I read somewhere that Miller read Watchmen halfway through DKR, so the works were definitely influencing each other. I'm not sure what the deal was all around, but Rorshach has much in common with the Batman of DKR. And, I never thought of that Doom Patrol opening as a DKR reference, but it definitely is.

And, side note, I just finished DKSA and what an insane work it was. I thought it was brilliant, and even though it was much less narratively and thematically focused and coherent than DKR, I would actually rank it as the superior work. I've got to blog that one up, but not since Seven Solders #1 have I read a comic that left me so simlutaneously baffled and in awe of what it was doing.

David Golding said...

"Miller read Watchmen halfway through DKR"? I didn't know that. I assumed, if there was any knowledge, it would be the other way round, as DKR was finished publication three months before Watchmen started.

I don't think Miller sees a deep identity split in DKR. His Wayne is Batman, and his Batman is Wayne. There is no playboy or businessman persona. The name and suit are for the bad guys' benefit. Note that his choice of reflective villains, Two Face and Joker, don't have secret identities either. (This isn't Steve Englehart's Batman.)

I've read the interviews with Morrison where he suggests the "it all happened" approach---which is really just the Marvel approach---but I understand that a) he undermines this by getting details wrong, and b) he cheats by casting more outre elements as dreams. But it's nice that he's trying to get more variety in the characterisation.

Mauricio said...

You're right about Nolan's style: there's never a big pay off in narrative terms. It's all very fractured. But for me that's a plus, not a minus. I agree with DKSA: it's an awful and vulgar comicbook, but a very enjoyable one. Almost a guilty pleasure. I liked irreversible: it's a very simple thing (death and decay are irreversible), but extremely well made. The club sequence is so extreme and violent, it's an instant classic. By the way, if you like Gaspar Noe, you'd love Baise Moi. It's a feminist natural born killers kinda tale about two girls that's almost porno extreme.
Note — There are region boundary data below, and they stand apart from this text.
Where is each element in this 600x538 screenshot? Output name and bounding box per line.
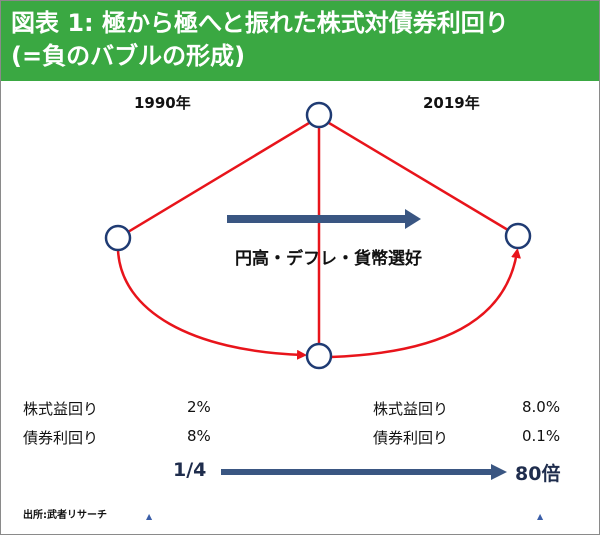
figure-title: 図表 1: 極から極へと振れた株式対債券利回り — [11, 9, 509, 37]
ratio-arrow-head — [491, 464, 507, 480]
right-row1-value: 8.0% — [522, 398, 561, 416]
year-left-label: 1990年 — [134, 94, 191, 112]
decorative-dot: ▲ — [146, 512, 153, 521]
node-right — [504, 222, 532, 250]
year-right-label: 2019年 — [423, 94, 480, 112]
node-left — [104, 224, 132, 252]
center-arrow-head — [405, 209, 421, 229]
curve-left-to-bottom — [116, 249, 307, 360]
left-row1-value: 2% — [187, 398, 211, 416]
diagram-svg — [104, 101, 532, 480]
left-row2-value: 8% — [187, 427, 211, 445]
node-top — [305, 101, 333, 129]
figure-subtitle: (=負のバブルの形成) — [11, 42, 246, 70]
center-arrow-shaft — [227, 215, 409, 223]
ratio-from-label: 1/4 — [173, 459, 207, 481]
right-row2-label: 債券利回り — [373, 429, 449, 447]
ratio-arrow-shaft — [221, 469, 495, 475]
center-label: 円高・デフレ・貨幣選好 — [235, 249, 422, 269]
decorative-dot: ▲ — [537, 512, 544, 521]
node-bottom — [305, 342, 333, 370]
diagram-canvas: 1990年 2019年 円高・デフレ・貨幣選好 株式益回り 2% 債券利回り 8… — [1, 81, 599, 534]
line-top-to-right — [318, 115, 519, 238]
curve-bottom-to-right — [330, 248, 521, 359]
left-row1-label: 株式益回り — [23, 400, 99, 418]
figure-header: 図表 1: 極から極へと振れた株式対債券利回り (=負のバブルの形成) — [1, 1, 599, 81]
line-left-to-top — [117, 115, 320, 240]
left-row2-label: 債券利回り — [23, 429, 99, 447]
right-row2-value: 0.1% — [522, 427, 561, 445]
right-row1-label: 株式益回り — [373, 400, 449, 418]
source-note: 出所:武者リサーチ — [23, 510, 107, 521]
ratio-to-label: 80倍 — [515, 463, 561, 485]
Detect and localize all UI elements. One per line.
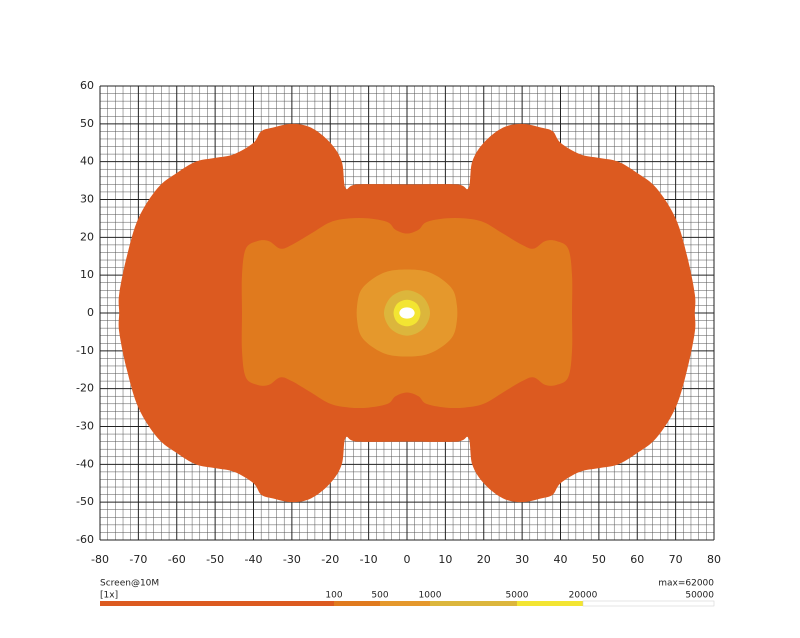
y-tick-label: 0 (87, 306, 94, 319)
x-tick-label: -20 (321, 553, 339, 566)
colorbar-segment (517, 601, 583, 606)
y-tick-label: -40 (76, 457, 94, 470)
x-tick-label: 60 (630, 553, 644, 566)
y-tick-label: 20 (80, 230, 94, 243)
x-tick-label: 70 (669, 553, 683, 566)
colorbar-label: 20000 (569, 591, 598, 601)
x-tick-label: -50 (206, 553, 224, 566)
x-tick-label: 10 (438, 553, 452, 566)
y-tick-label: 30 (80, 193, 94, 206)
colorbar-label: 5000 (506, 591, 529, 601)
caption: Screen@10M (100, 579, 159, 589)
colorbar-segment (334, 601, 380, 606)
y-tick-label: 40 (80, 155, 94, 168)
x-tick-label: -80 (91, 553, 109, 566)
y-tick-label: 60 (80, 79, 94, 92)
x-tick-label: 50 (592, 553, 606, 566)
colorbar-segment (380, 601, 430, 606)
x-tick-label: -30 (283, 553, 301, 566)
colorbar-segment (100, 601, 334, 606)
scale-label: [1x] (100, 591, 118, 601)
y-tick-label: 50 (80, 117, 94, 130)
x-tick-label: -70 (129, 553, 147, 566)
x-tick-label: 80 (707, 553, 721, 566)
x-tick-label: 0 (404, 553, 411, 566)
x-tick-label: 20 (477, 553, 491, 566)
colorbar-label: 50000 (685, 591, 714, 601)
y-tick-label: 10 (80, 268, 94, 281)
y-tick-label: -60 (76, 533, 94, 546)
y-tick-label: -50 (76, 495, 94, 508)
y-tick-label: -30 (76, 420, 94, 433)
x-tick-label: -10 (360, 553, 378, 566)
colorbar-label: 100 (325, 591, 342, 601)
x-tick-label: -40 (245, 553, 263, 566)
x-tick-label: 40 (554, 553, 568, 566)
x-tick-label: 30 (515, 553, 529, 566)
y-tick-label: -20 (76, 382, 94, 395)
colorbar-segment (430, 601, 517, 606)
x-tick-label: -60 (168, 553, 186, 566)
contour-region (399, 307, 415, 319)
colorbar-label: 1000 (419, 591, 442, 601)
colorbar-segment (582, 600, 715, 607)
colorbar-label: 500 (371, 591, 388, 601)
max-label: max=62000 (658, 579, 714, 589)
y-tick-label: -10 (76, 344, 94, 357)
The directors, two girls (a writer and a former porn director)- are very close to Noe's sensibility. It's very hard to watch, but extremely enjoyable at the same time.

Patrick said...

I read about Miller reading Watchmen halfway through here. Maybe it's one of those apocryphal stories, the works are both products of their time, so I'd be hesitant to say that one definitely influenced the other.

And, I loved Baise Moi. I reviewed it after I saw it. It's definitely got the same anarchic spirit as Noe's work. I'm eagerly looking forward to Noe's next film, Enter the Void.